On 19 April 1945, LST-987 entered Portsmouth Navy Yard for a two-week overhaul; thence, after loading rolling stock and , she sailed on 16 May for the Pacific. Arriving Pearl Harbor on 13 June, she unloaded equipment and embarked soldiers of the 545th Field Artillery. The LST then sailed for the western Pacific on 21 June. Steaming via the Marshalls and Marianas, she reached Leyte Gulf, Philippines on 15 July, debarked troops, and on the 16th reported for duty with ServRon 10. Between 26 and 29 July, LST-987 steamed into Subic Bay, Luzon. There she embarked units of the 479th Air Service Squadron with rolling stock and cargo, and on 1 August she sailed for Okinawa. She reached Hagushi on 6 August and, after discharging men and equipment at Ie Shima from 12 to 16 August, she sailed for the Philippines the 21st. Steaming via Subic Bay, she reached Leyte Gulf on 30 August.

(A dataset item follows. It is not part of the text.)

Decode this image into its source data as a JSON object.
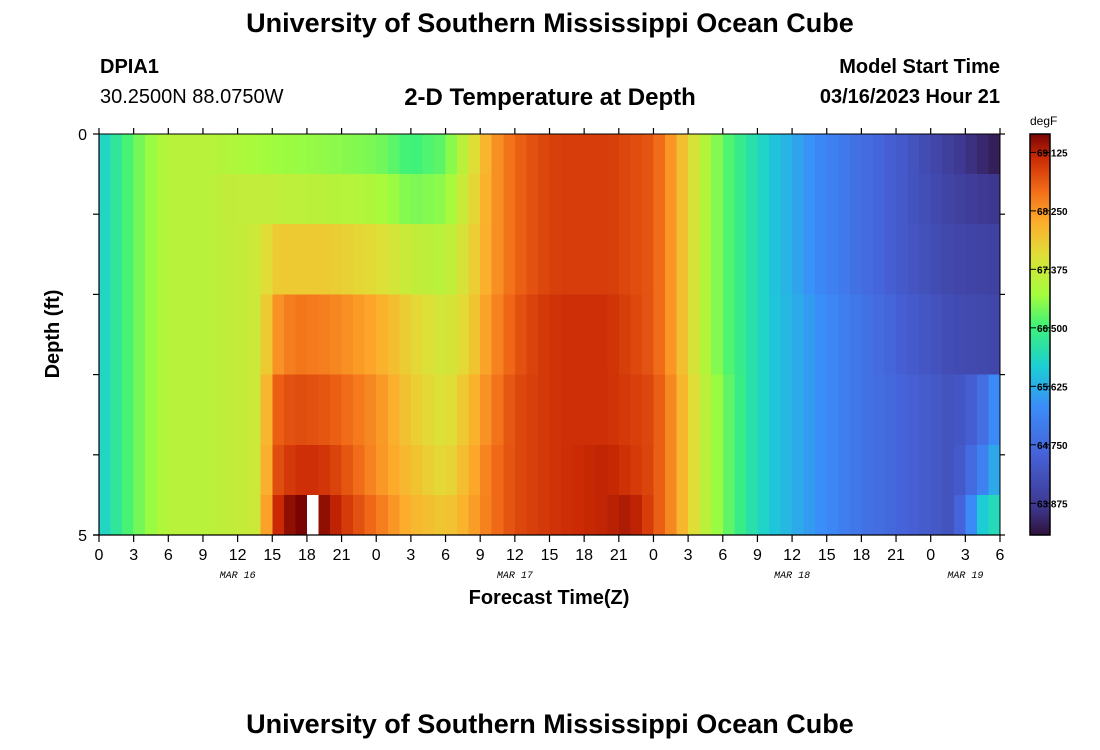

===Post-war activities, 1945-1949===
Assigned to occupation operations, LST-987 steamed to Panay, Philippines on 6 September where she embarked troops of the 40th Infantry. Between 17 and 27 September, she steamed to Inchon where she off-loaded equipment, thence she sailed to Pusan on 2 to 4 October and debarked troops. She returned to Inchon on 8 October, embarked 1,000 Japanese POWs, and sailed for Japan on 11 October. Arriving on 14 October, she debarked the Japanese, and three days later, got underway for the Philippines. She lost her port propeller on 18 October, but with assistance from , reached Subic on 23 October. LST-987 continued to support the lifting of occupation forces in the Far East during the remainder of the year and runs carried her from the Sea of Japan to the East China Sea. Early in 1946, she returned to the United States from the western Pacific, and in May she was assigned duty as a Naval Reserve training ship. She decommissioned on 3 September 1946, but continued service training Naval Reserves; and for over three years operated under command of the Potomac Naval River Command.

===Decommissioning===
LST-987 entered the Atlantic Reserve Fleet at Green Cove Springs, Florida in May 1950. Named USS Millard County (LST-987) on 1 July 1955, she remained in her Florida berthing area until mid-1960. Her name was struck from the Naval Vessel Register on 1 June 1960.

==In commercial service==
In August 1961, she was sold to the German Navy for conversion into a battle damage repair ship (ARB). However, this conversion was never undertaken and she never saw commissioned service in the Bundesmarine. Struck from the German Naval List in early 1968, she was sold for scrap in November of that year.

Sold again in 1972 to Zandzuig & Transportbedrijf H.G. & G.D. Blomberg B. V. of Berkel en Rodenrijs, The Netherlands, flagged Panamanian. On 22 September 1972, she was docked on the railway at "de Merwede" shipyard in The Netherlands and conversion to trailing suction hopper dredge commenced. She was renamed Esperance III and subsequently dredged gravel in the North Sea. Resold in 1978 to Cdeco Maritime Construction Inc. of Wilmington, Delaware, she was reflagged U.S. Sold again in 1980 to American International Dredge Corporation. The vessel was resold in 1986 to B & B Dredging Corporation of Crystal River, Florida and renamed Columbus. She was sold again in 1996 to Proteus Co., Chicago, Illinois and was operated by B+B Dredging Company of Chicago, Illinois. She primarily performed maintenance dredging of federal navigation channels for the United States Army Corps of Engineers. Renamed Columbia in 2002. Sold to The Dutra Group of San Rafael, California in December 2009. She was listed as scrapped as of 2022.